Wow, thank you for this information. We agree that a good number of Qt users do not fully understand what CopperSpice is. Here are few items for you to ponder. Sorry if this is a bit long but I would like to give you some of the background.

Our release schedule is not set in stone so this happens when significant features are available. New binary files are actually updated at least three times a year, which is more frequent than Qt we believe.

CopperSpice is not Qt since we went in a different direction. We are maintaining a similar API but willing to break ABI whenever it makes sense. Some like to say all we did was to remove moc. Yes, we did that and CopperSpice has full run time reflection capabilities. We just have more compile time checks. CopperSpice goes way beyond this minor achievement. We have full support for UTF-8 strings which is the right way to handle strings. As an example, we were then able to remove about eight other internal string implementations buried in the guts of CsCore.

The container classes were all hand rolled. Now in CopperSpice they use the C++ STL through composition ( not inheritance ) so we gain all the functionality and testing of the STL. Did you know there are problems using range-based-for loops with Qt containers? Please keep in mind that they had a great design and approach for the time, but the standard library is much better than it was 15 years ago.

Verdigris was developed based on the ideas of CopperSpice and we have read some of his blogs. This is a stand alone approach that will not be incorporated in Qt. Since it generates tables that moc would have created many of the limitations in moc remain in place with Verdigris. We believe the Qt approach is to wait until meta classes are added to C++ which is most likely not going to happen until C++26.

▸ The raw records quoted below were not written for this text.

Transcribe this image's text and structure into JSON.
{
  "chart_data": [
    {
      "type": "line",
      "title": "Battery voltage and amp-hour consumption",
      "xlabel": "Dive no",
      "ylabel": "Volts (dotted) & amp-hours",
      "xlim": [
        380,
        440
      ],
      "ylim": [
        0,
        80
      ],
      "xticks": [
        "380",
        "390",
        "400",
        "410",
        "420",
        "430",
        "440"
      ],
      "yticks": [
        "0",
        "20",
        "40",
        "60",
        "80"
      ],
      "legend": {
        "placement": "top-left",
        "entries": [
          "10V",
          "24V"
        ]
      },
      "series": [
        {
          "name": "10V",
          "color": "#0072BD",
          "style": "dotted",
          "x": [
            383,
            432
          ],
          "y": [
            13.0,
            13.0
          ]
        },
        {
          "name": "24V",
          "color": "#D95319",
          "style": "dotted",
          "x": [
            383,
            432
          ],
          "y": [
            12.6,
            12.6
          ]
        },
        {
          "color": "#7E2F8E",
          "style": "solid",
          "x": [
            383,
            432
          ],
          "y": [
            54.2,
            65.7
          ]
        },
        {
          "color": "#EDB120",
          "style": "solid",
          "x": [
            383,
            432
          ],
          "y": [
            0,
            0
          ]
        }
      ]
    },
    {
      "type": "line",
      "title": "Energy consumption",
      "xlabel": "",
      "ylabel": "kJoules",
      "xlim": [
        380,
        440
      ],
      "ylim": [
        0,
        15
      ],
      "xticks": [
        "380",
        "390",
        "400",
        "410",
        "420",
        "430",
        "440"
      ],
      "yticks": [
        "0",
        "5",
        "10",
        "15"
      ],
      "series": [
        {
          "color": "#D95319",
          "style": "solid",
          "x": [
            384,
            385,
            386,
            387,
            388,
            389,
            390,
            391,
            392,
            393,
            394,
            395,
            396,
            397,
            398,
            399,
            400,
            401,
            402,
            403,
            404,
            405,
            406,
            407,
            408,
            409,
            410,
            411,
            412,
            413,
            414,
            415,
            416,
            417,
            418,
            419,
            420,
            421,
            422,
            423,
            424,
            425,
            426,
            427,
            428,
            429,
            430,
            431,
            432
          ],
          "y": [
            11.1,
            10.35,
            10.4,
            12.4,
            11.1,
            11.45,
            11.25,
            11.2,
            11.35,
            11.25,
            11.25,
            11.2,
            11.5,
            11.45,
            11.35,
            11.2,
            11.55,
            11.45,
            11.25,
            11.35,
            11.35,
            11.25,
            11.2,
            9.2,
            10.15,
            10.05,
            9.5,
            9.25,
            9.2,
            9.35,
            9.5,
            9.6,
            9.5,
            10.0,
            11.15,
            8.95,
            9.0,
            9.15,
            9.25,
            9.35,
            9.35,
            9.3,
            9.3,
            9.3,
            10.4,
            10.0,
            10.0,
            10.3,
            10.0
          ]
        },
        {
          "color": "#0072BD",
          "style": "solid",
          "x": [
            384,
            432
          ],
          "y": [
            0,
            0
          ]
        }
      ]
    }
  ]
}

We have seen the benchmarks someone released using a very old version of CopperSpice. These are compile time numbers, not run times. In the last week we just dropped support for Autotools and modernized our CMake build files. We also moved to C++17. Over the next few months we are going to revisit CsCore and optimize the heck out of this code so hold onto your hat.

Other areas which we improved include fixing a major flaw in atomics, separating QMap from QMultimap, support for move semantics, and doing our best to take advantage of the C++ standard.

There is a lot more information on our website and we happy to talk about where we started and where we are going.